Beyond the Everyman consensus that the cable company is bad, there was the equally common idea of why that's so: because the cable company is big. Time Warner is already a huge jumble of media properties, from DC Comics to CNN, and it's trying to merge with AOL. Over and over again, populist cynics warned that we might as well get used to its viewers-be-damned attitude.
"It's the future," wrote Phil Rosenthal of the Chicago Sun-Times. "A future that doesn't have to be, perhaps, but a future toward which we seem inexorably headed. This nasty shoving match between media megapowers...is a warning to everyone about all that's at stake as conglomerates merge and flex their newly fortified muscle."
The ABC affiliate in Philadelphia put out a press release with much the same message. Viewers in West and North Philly, it said, were victims of Time Warner's "illegal and irresponsible midnight ambush of Channel 6 and its viewers." The big, bad conglomerate had bought out minority-owned Wade Communications, which formerly held the monopoly franchise for those areas, and now Time Warner was beating up its customers. "Time Warner's action is a frightening foreshadowing of how it will treat the public after its merger with AOL," said Dave Davis, the station's general manager.
The problem with this diagnosis is that it ignores history. As it happens, I lived in West Philadelphia in the early 1980s, and I could only dream of such problems. In those days, the issue wasn't whether local cable subscribers would do without Ted Koppel for a few nights. It was whether Philadelphians would ever get cable at all. Local and national companies were clamoring to provide service, and we customers wanted to buy it. But the city council wouldn't let anyone into the cable business.
Council members couldn't make up their minds how exactly to divide up the monopoly territories and what to demand in return. How much favor should local companies get? How about minorities? How many channels should be reserved for public access programming or show-casing city council meetings? Every time deal looked close, it fell apart. Philadelphians who wanted cable TV were victims of years upon years of political ambushes--all in the name of the "public interest." The same was true across the country.
Ever wonder why the low channels in Washington, D.C., are full of unwatchable yack shows featuring local eminences you've never heard of? That's the sort of "public service" payoff it took to get the right to give subscribers ESPN, C-SPAN, and A&E. As for the rinky-dink home shopping and religious stations that clog many cable systems, you can blame the federal "must carry" law--a reflection of a long-standing official bias toward "localism." Must-carry forces a cable company to transmit all local broadcast stations that don't demand payment, even if viewers would rather watch something else.

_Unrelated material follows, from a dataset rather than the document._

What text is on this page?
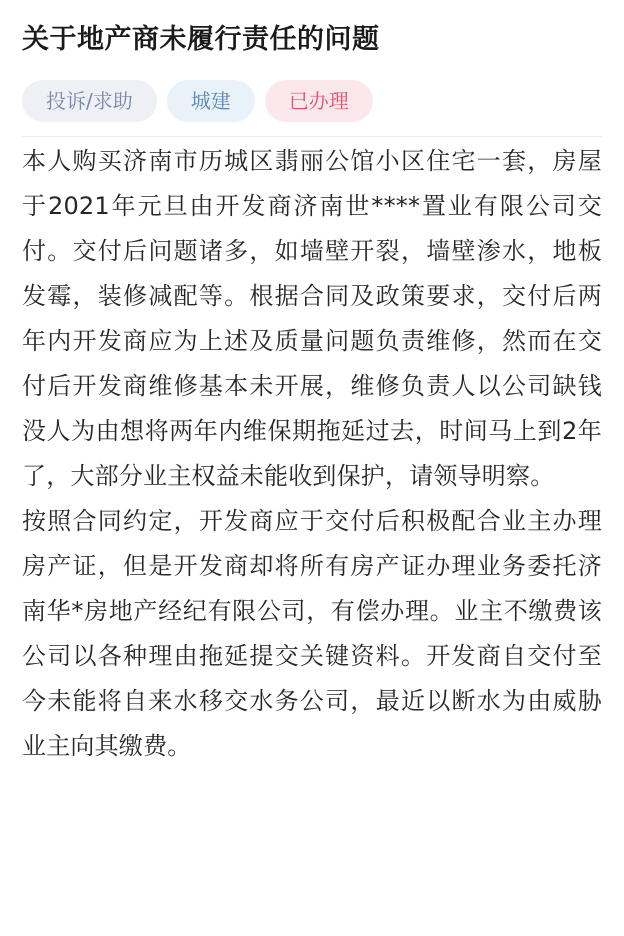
关于地产商未履行责任的问题
投诉/求助	城建	已办理

本人购买济南市历城区翡丽公馆小区住宅一套，房屋于2021年元旦由开发商济南世****置业有限公司交付。交付后问题诸多，如墙壁开裂，墙壁渗水，地板发霉，装修减配等。根据合同及政策要求，交付后两年内开发商应为上述及质量问题负责维修，然而在交付后开发商维修基本未开展，维修负责人以公司缺钱没人为由想将两年内维保期拖延过去，时间马上到2年了，大部分业主权益未能收到保护，请领导明察。

按照合同约定，开发商应于交付后积极配合业主办理房产证，但是开发商却将所有房产证办理业务委托济南华*房地产经纪有限公司，有偿办理。业主不缴费该公司以各种理由拖延提交关键资料。开发商自交付至今未能将自来水移交水务公司，最近以断水为由威胁业主向其缴费。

Contrary to critics like Rosenthal, what we saw in the Disney vs. Time Warner fight wasn't the future. It was the past. It was the destructive, anti-consumer legacy of treating telecommunications as too important for market competition.
For 70 years, federal technocrats have imposed rigid categories on telecom--blocking the fluidity that would otherwise match technological creativity and consumer desires. In the 1970s and '80s, the ostensibly disinterested stasis of federal telecom regulations met the crass, interest-group jockeying of local politics. The combination of federal restrictions and municipal favoritism created the nasty cable companies customers loathe today.
Cable companies aren't bad because they're parts of unwieldy media conglomerates. They're bad because they're monopolies (even where they are no longer legally exclusive) and because the government policies that made them monopolies rewarded lobbying over customer service. In the name of the "public interest," cable companies were taught, and in some cases required bylaw, to screw their subscribers. They learned instead to please the powers that doled out their franchises and protected them from competing technologies.
Making customers happy was desirable, of course, but it wasn't a bottom-line priority. Customers had nowhere else to go.